Originally posted by EcstremeVenom
if god is omnipresent, could one not make a literal interpretation of the bible and say that god is just the universe? it would also explain how he is "eternal" since for all we know, the universe may very well be eternal (or the w/e it was before the big bang; if there was anything).
There are several problems with the premises behind your question.
1. The question of "could one...make a literal interpretation of the bible" is quite different from: *should* one make a literal interpretation. To answer this question directly, yes, of course one *could*. One could do anything. The more interesting question of whether one ought to, however, gains nothing from your leading conditional "if god is omnipresent".
In other words, whether or not one accepts god as omnipresent has nothing to do with whether one should (or could, for that matter) make a literal interpretation of the bible. They're independent issues.
2. Let's excise the bible issue completely and get at the heart of your question: if god is omnipresent, is it reasonable to say that god is the universe?
No...not unless you're using a radically different definition of "god" than what is generally accepted. There's nothing wrong with using your own personal definition--there is something wrong with discussing it unless you make that defn explicit, however. (If you don't, then we risk degenerating into an discussion over pure semantics; what to call things versus what things are.)
If, in whatever defn of god you choose to accept, you also accept that god created the universe and everything in it, then it becomes quite clear to me that "god" can not both have created the universe and be the thing that was created. You might think that physicists make exactly this claim when they put forth the Big Bang theory--after all, is that not an example of the universe creating itself?
Not really--if you get into the details of it, physicists generally use the term "universe" to refer to the realm in which science (specifically physics) applies.

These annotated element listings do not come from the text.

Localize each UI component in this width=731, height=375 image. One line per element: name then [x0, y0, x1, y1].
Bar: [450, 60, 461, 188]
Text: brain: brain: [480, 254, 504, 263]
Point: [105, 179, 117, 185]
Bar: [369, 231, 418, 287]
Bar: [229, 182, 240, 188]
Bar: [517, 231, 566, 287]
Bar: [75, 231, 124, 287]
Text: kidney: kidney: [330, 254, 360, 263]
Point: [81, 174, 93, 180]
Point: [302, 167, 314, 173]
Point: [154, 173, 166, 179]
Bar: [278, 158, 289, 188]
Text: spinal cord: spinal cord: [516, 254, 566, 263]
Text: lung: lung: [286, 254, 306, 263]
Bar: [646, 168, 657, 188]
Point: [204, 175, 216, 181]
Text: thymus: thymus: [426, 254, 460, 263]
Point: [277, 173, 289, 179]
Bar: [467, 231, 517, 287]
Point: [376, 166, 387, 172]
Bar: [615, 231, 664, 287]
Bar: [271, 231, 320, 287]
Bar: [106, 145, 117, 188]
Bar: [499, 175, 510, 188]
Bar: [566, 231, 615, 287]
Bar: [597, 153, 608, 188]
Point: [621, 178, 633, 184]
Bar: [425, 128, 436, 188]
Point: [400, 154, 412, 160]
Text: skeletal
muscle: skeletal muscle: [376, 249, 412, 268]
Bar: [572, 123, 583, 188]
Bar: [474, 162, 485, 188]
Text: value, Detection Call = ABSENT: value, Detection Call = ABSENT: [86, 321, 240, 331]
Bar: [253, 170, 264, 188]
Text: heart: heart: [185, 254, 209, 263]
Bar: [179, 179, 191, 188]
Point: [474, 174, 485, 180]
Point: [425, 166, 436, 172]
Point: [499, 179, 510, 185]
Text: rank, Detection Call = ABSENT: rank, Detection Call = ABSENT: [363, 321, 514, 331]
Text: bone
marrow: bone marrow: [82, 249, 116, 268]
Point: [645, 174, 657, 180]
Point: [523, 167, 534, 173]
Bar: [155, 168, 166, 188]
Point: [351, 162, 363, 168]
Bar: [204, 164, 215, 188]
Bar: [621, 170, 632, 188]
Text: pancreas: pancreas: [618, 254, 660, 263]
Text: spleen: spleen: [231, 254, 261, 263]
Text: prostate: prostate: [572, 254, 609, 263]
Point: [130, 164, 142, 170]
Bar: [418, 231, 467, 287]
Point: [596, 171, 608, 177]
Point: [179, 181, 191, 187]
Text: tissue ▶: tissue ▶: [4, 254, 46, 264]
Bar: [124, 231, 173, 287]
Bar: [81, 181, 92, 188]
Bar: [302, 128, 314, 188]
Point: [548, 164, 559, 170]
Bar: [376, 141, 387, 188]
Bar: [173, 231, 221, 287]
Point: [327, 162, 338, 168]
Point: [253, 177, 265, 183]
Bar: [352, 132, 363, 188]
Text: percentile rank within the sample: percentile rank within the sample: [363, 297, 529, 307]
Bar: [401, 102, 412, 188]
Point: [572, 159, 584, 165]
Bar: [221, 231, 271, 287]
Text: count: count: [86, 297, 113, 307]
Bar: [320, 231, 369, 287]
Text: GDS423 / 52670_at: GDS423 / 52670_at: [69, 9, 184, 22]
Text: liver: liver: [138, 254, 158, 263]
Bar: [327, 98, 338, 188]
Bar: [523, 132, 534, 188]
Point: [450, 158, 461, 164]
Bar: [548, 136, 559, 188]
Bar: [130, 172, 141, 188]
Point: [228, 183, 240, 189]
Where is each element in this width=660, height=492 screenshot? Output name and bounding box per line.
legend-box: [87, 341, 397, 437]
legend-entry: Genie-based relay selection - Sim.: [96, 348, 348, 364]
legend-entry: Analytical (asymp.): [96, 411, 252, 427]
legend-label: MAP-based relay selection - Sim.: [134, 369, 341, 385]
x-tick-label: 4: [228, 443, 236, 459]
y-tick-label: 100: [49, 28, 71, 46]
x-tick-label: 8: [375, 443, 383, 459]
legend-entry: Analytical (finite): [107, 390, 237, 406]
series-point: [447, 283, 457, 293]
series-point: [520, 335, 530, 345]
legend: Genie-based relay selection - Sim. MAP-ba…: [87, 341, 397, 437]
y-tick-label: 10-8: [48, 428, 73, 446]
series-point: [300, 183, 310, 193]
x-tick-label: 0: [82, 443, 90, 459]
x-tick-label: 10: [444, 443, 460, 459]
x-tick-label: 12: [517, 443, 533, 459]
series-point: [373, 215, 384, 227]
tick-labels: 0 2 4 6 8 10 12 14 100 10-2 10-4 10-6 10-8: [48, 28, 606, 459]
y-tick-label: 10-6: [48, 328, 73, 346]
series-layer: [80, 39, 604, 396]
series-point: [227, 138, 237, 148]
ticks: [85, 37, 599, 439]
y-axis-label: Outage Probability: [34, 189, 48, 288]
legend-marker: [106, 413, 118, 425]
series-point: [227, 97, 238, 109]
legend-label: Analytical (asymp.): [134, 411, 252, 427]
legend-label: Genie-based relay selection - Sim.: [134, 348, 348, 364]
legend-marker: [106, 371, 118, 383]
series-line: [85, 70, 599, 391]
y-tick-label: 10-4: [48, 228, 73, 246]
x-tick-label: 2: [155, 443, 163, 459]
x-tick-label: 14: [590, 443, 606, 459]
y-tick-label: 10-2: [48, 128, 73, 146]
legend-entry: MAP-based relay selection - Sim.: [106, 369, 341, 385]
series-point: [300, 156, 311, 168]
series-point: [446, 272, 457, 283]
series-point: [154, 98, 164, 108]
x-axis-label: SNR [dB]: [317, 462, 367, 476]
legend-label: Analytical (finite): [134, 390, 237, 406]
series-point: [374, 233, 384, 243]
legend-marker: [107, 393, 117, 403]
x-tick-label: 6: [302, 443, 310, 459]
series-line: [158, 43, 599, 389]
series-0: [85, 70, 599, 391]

Whatever things were before the Big Bang, no one makes the claim that physics applies to what came before. (In fact, a large branch of physics right now is concerned with showing exactly how long after the event that the laws of physics as we know them kicked in.)
What this basically boils down to is--nearly all sensible defns of god are informed by at least one metaphysical element. By definition, "metaphysical" means "not of the universe" (using "universe" in the physics sense). So god is pretty much always accepted as "the universe plus something else" where the something else changes depending on who you're talking to.
Most often, the person you're talking to literally doesn't have any notion at all of what that something else is, which, in my humble opinion, means that to that person "god" is an undefined term.